Stavely Tasmania Pty Ltd (a wholly owned subsidiary of Stavely Minerals Limited) was granted Exploration Licence (EL19/2018) covering a prolific high-grade goldfield in Tasmania, including the New Golden Gate Mine with historical hard-rock production of 254,000oz at an average grade of 26g/t gold.
Numerous Tasmanian Department of Mines and Geological Survey reports detail the mining and mineralisation of the Mathinna Goldfield, which was particularly prolific prior to the first World War. Official records detail production of 289,000 ounces of gold up to 1932. However, official records almost certainly significantly underestimate actual gold production from the Mathinna district given that estimates did not include alluvial production and a 1914 Geological Survey of Tasmania report estimated that production to date had been between 300,000 and 320,000 ounces.
Since that time there has been very little modern exploration.
The Mathinna Goldfield is hosted in a thick sequence of bedded fine- to medium-grained quartz-rich turbidites with shale tops considered as southern analogues to the units within the Melbourne Zone in Victoria that hosts the Walhalla and Woods Point Goldfields.

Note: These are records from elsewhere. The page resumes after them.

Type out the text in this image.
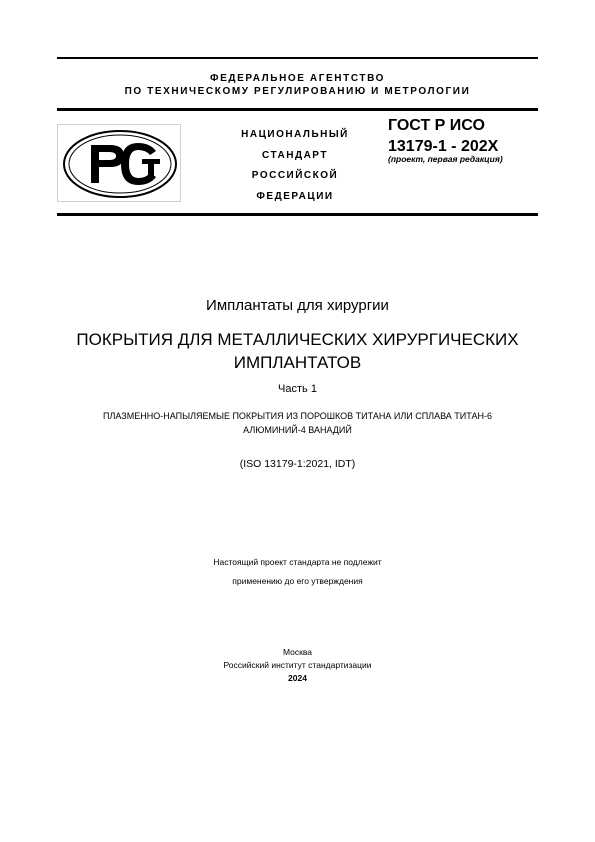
ФЕДЕРАЛЬНОЕ АГЕНТСТВО
ПО ТЕХНИЧЕСКОМУ РЕГУЛИРОВАНИЮ И МЕТРОЛОГИИ
НАЦИОНАЛЬНЫЙ
СТАНДАРТ
РОССИЙСКОЙ
ФЕДЕРАЦИИ
ГОСТ Р ИСО
13179-1 - 202Х
(проект, первая редакция)
Имплантаты для хирургии
ПОКРЫТИЯ ДЛЯ МЕТАЛЛИЧЕСКИХ ХИРУРГИЧЕСКИХ
ИМПЛАНТАТОВ
Часть 1
ПЛАЗМЕННО-НАПЫЛЯЕМЫЕ ПОКРЫТИЯ ИЗ ПОРОШКОВ ТИТАНА ИЛИ СПЛАВА ТИТАН-6
АЛЮМИНИЙ-4 ВАНАДИЙ
(ISO 13179-1:2021, IDT)
Настоящий проект стандарта не подлежит
применению до его утверждения
Москва
Российский институт стандартизации
2024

The host units are intruded by I and S-type granites and are folded along a north-northwest trending axis.
Mineralisation is interpreted to be hosted within dextral strike-slip shear zones with right-hand jogs creating dilatant zones that host the structurally controlled quartz vein arrays. Mineralisation is described as being hosted in quartz veins of variable width from a few centimetres to 10m and ranging in strike length from 5m to over 300m.
The majority of gold productive veins are reported to be less than 1m wide and between 30m to 60m in strike length. The maximum vertical strike extent for a single vein is 336m at the New Golden Gate Mine.

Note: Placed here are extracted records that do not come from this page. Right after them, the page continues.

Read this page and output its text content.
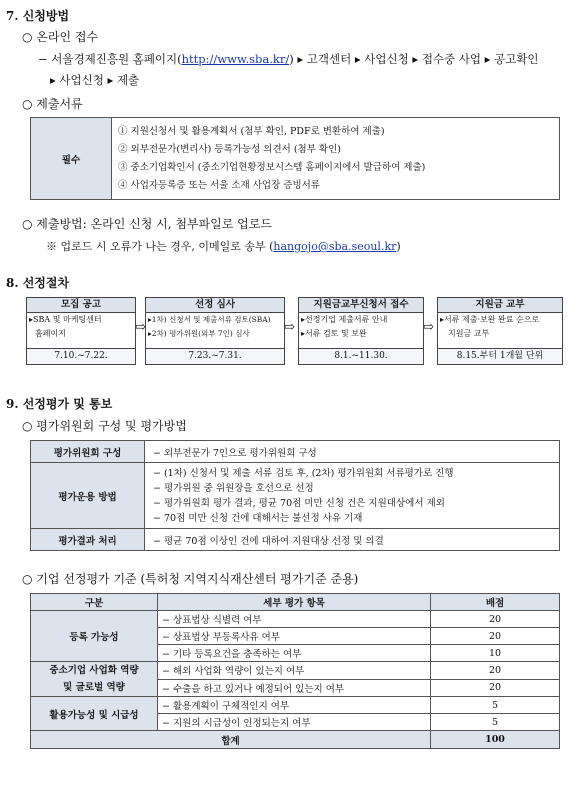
7. 신청방법
○ 온라인 접수
− 서울경제진흥원 홈페이지(http://www.sba.kr/) ▸ 고객센터 ▸ 사업신청 ▸ 접수중 사업 ▸ 공고확인
▸ 사업신청 ▸ 제출
○ 제출서류
필수	
① 지원신청서 및 활용계획서 (첨부 확인, PDF로 변환하여 제출)
② 외부전문가(변리사) 등록가능성 의견서 (첨부 확인)
③ 중소기업확인서 (중소기업현황정보시스템 홈페이지에서 발급하여 제출)
④ 사업자등록증 또는 서울 소재 사업장 증빙서류
○ 제출방법: 온라인 신청 시, 첨부파일로 업로드
※ 업로드 시 오류가 나는 경우, 이메일로 송부 (hangojo@sba.seoul.kr)
8. 선정절차
모집 공고
▸SBA 및 마케팅센터
홈페이지
7.10.~7.22.
⇨
선정 심사
▸1차) 신청서 및 제출서류 검토(SBA)
▸2차) 평가위원(외부 7인) 심사
7.23.~7.31.
⇨
지원금교부신청서 접수
▸선정기업 제출서류 안내
▸서류 검토 및 보완
8.1.~11.30.
⇨
지원금 교부
▸서류 제출·보완 완료 순으로
지원금 교부
8.15.부터 1개월 단위
9. 선정평가 및 통보
○ 평가위원회 구성 및 평가방법
평가위원회 구성	− 외부전문가 7인으로 평가위원회 구성
평가운용 방법	− (1차) 신청서 및 제출 서류 검토 후, (2차) 평가위원회 서류평가로 진행
− 평가위원 중 위원장을 호선으로 선정
− 평가위원회 평가 결과, 평균 70점 미만 신청 건은 지원대상에서 제외
− 70점 미만 신청 건에 대해서는 불선정 사유 기재

평가결과 처리	− 평균 70점 이상인 건에 대하여 지원대상 선정 및 의결
○ 기업 선정평가 기준 (특허청 지역지식재산센터 평가기준 준용)
구분	세부 평가 항목	배점
등록 가능성	− 상표법상 식별력 여부	20
	− 상표법상 부등록사유 여부	20
	− 기타 등록요건을 충족하는 여부	10
중소기업 사업화 역량
및 글로벌 역량	− 해외 사업화 역량이 있는지 여부	20
	− 수출을 하고 있거나 예정되어 있는지 여부	20
활용가능성 및 시급성	− 활용계획이 구체적인지 여부	5
	− 지원의 시급성이 인정되는지 여부	5
합계		100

Gold mineralisation is reported to be in the form of free gold, is non-refractory and is associated with low abundance of ~1-2% sulphides including arsenopyrite, galena, sphalerite and chalcopyrite.
There is a large volume of historical mine tailings in the valley below the mine workings. These tailings are of unknown volume and grade given a portion was treated with a mobile gold plant approximately 10 years ago.
Stavely Minerals intends to complete initial environmental baseline studies to quantify the extent of historic disturbance and to identify flora and fauna requiring conservation. Subject to these studies, Stavely Minerals intends to undertake a review of the structural controls on mineralisation and then drill the best potentially mineralised orientations with low-impact diamond drilling.